1. Integritas sinyal
Loop fase terkunci (PLL, loop fase terkunci), CDR (jam dan pemulihan data), codec 8B/10B dan modul sinyal campuran lainnya di transceiver dirancang dengan sinyal analog, seperti osilator yang dikontrol tegangan di PLL, dan ada juga sinyal digital, seperti pembagi frekuensi di PLL, dll. Dalam sebuah chip, terdapat sinyal analog dan digital, yang rentan terhadap gangguan sinkronisasi daya, ground bouncing, dan crosstalk sinyal. Dan kecepatan data transceiver yang lebih tinggi berarti bahwa efek saluran transmisi yang tidak ideal dapat mempersulit perutean, dengan kabel tembaga berlapis-lapis menciptakan "efek kulit", di mana sinyal frekuensi tinggi melewati permukaan konduktor, sehingga meningkatkan redaman sinyal.
2. Kegugupan
Jitter merupakan parameter terpenting untuk mengukur ketahanan transceiver, karena jitter secara langsung mencerminkan tingkat kesalahan bit transceiver. Faktor-faktor yang mempengaruhi jitter antara lain tata letak daya dan ground, sirkuit kalibrasi, karakteristik paket, dll. Yang terpenting adalah clock kecepatan tinggi yang dihasilkan oleh PLL. PLL sangat penting untuk jam dan pemulihan data (CDR). PLL digerakkan oleh jam referensi masukan, sehingga masukan jam referensi harus memenuhi persyaratan kelistrikan dan jitter yang ketat.
3. Teknologi pemerataan
Interferensi antar simbol dan berbagai efek noise pasti terjadi pada data yang dikirimkan dalam saluran. Dalam kasus kecepatan tinggi, gangguannya akan lebih jelas terlihat. Untuk mengatasi gangguan dan kehilangan transmisi, equalizer dimasukkan ke dalam sistem transceiver. Setelah koreksi pemerataan, karakteristik sistem dapat diperbaiki dan dikompensasi, dan pengaruh interferensi antar simbol dapat dikurangi, sehingga dapat beradaptasi dengan perubahan acak pada saluran.

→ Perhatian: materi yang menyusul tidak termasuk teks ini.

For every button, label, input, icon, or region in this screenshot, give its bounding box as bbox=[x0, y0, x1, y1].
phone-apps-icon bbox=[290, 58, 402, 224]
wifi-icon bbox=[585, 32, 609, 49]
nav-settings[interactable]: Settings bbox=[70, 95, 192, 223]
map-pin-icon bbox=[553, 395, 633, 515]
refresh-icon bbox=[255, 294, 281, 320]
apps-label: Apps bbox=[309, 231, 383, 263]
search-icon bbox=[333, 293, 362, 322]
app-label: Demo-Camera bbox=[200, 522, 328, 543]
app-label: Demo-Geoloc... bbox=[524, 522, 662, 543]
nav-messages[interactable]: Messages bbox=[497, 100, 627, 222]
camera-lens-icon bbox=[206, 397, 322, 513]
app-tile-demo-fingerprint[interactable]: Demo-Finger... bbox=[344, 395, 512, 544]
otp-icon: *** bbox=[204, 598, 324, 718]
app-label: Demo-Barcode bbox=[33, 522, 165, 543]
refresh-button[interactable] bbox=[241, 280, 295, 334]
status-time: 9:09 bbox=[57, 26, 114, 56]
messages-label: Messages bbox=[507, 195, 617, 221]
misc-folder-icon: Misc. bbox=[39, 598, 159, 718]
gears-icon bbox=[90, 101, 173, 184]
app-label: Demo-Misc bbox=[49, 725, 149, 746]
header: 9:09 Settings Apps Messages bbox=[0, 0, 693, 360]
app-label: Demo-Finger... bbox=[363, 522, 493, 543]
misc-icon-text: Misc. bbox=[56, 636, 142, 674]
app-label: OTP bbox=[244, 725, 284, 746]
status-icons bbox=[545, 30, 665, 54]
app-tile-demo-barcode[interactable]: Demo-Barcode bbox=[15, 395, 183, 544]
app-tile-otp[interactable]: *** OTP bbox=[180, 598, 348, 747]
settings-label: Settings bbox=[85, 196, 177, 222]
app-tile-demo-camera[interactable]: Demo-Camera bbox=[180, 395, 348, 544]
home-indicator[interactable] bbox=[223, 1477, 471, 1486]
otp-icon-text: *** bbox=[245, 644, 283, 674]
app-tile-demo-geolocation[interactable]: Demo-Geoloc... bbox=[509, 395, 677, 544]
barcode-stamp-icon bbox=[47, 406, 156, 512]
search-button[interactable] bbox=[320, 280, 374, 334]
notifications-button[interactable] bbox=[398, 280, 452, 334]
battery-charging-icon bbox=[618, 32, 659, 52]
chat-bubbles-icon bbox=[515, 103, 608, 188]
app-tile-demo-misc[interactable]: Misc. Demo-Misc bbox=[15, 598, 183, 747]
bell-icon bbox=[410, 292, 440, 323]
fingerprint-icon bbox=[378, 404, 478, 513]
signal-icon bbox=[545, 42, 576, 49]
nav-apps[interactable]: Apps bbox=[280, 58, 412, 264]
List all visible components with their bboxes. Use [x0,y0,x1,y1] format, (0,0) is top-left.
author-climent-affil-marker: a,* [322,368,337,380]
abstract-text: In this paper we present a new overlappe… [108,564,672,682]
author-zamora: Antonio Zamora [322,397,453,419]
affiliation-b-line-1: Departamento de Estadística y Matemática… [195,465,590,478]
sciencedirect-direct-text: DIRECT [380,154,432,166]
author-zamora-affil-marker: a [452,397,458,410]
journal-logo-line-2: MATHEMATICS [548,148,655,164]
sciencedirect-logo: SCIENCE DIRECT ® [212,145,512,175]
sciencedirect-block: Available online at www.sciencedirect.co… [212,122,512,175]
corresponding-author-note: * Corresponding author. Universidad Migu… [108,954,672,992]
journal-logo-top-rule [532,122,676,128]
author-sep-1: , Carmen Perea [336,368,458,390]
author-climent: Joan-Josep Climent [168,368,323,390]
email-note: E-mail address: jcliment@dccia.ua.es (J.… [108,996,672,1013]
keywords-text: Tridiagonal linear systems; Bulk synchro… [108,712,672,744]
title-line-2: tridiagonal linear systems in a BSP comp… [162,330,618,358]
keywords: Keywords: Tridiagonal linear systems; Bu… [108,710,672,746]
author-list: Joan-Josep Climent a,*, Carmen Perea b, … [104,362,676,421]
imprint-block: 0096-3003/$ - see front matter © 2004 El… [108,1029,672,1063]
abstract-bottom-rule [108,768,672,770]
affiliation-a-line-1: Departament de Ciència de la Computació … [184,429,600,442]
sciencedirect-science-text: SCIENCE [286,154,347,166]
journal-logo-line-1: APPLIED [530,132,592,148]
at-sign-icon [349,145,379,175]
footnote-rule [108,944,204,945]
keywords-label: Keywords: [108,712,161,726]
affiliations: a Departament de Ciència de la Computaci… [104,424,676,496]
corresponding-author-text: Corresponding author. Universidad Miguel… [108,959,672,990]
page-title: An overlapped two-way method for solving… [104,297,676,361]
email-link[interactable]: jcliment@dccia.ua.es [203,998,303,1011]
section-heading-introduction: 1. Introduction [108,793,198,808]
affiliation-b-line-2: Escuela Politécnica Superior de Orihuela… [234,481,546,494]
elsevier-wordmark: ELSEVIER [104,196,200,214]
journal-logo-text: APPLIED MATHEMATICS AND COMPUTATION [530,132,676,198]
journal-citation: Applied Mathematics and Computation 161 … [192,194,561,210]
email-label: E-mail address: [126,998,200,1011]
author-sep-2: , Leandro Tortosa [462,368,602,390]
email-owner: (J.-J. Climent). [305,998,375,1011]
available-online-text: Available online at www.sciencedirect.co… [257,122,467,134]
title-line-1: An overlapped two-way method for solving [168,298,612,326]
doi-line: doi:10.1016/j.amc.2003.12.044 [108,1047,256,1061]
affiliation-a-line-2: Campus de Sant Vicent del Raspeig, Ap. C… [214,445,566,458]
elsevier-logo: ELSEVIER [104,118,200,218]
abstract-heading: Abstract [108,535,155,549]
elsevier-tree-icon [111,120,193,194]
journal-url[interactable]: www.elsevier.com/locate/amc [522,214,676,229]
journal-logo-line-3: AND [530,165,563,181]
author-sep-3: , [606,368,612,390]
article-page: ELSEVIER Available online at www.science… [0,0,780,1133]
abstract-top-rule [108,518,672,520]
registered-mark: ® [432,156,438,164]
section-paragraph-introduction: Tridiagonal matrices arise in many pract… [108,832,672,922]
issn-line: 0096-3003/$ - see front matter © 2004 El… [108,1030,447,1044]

4. Teknologi pra-penekanan
Pada tingkat gigabit, perancang tidak bisa begitu saja memperkuat sinyal untuk mengatasi kehilangan sinyal, karena hal ini akan meningkatkan konsumsi daya dan menyebabkan mata tertutup. Secara tata letak, intensitas energi yang dipantulkan menunjukkan diskontinuitas proksimal. Teknologi pra-penekanan dapat melakukan pra-distorsi sinyal yang ditransmisikan dengan menekankan simbol data pertama setelah perubahan sinyal apa pun, menghilangkan overshoot front-end dan noda tepi belakang dari respons impuls di saluran.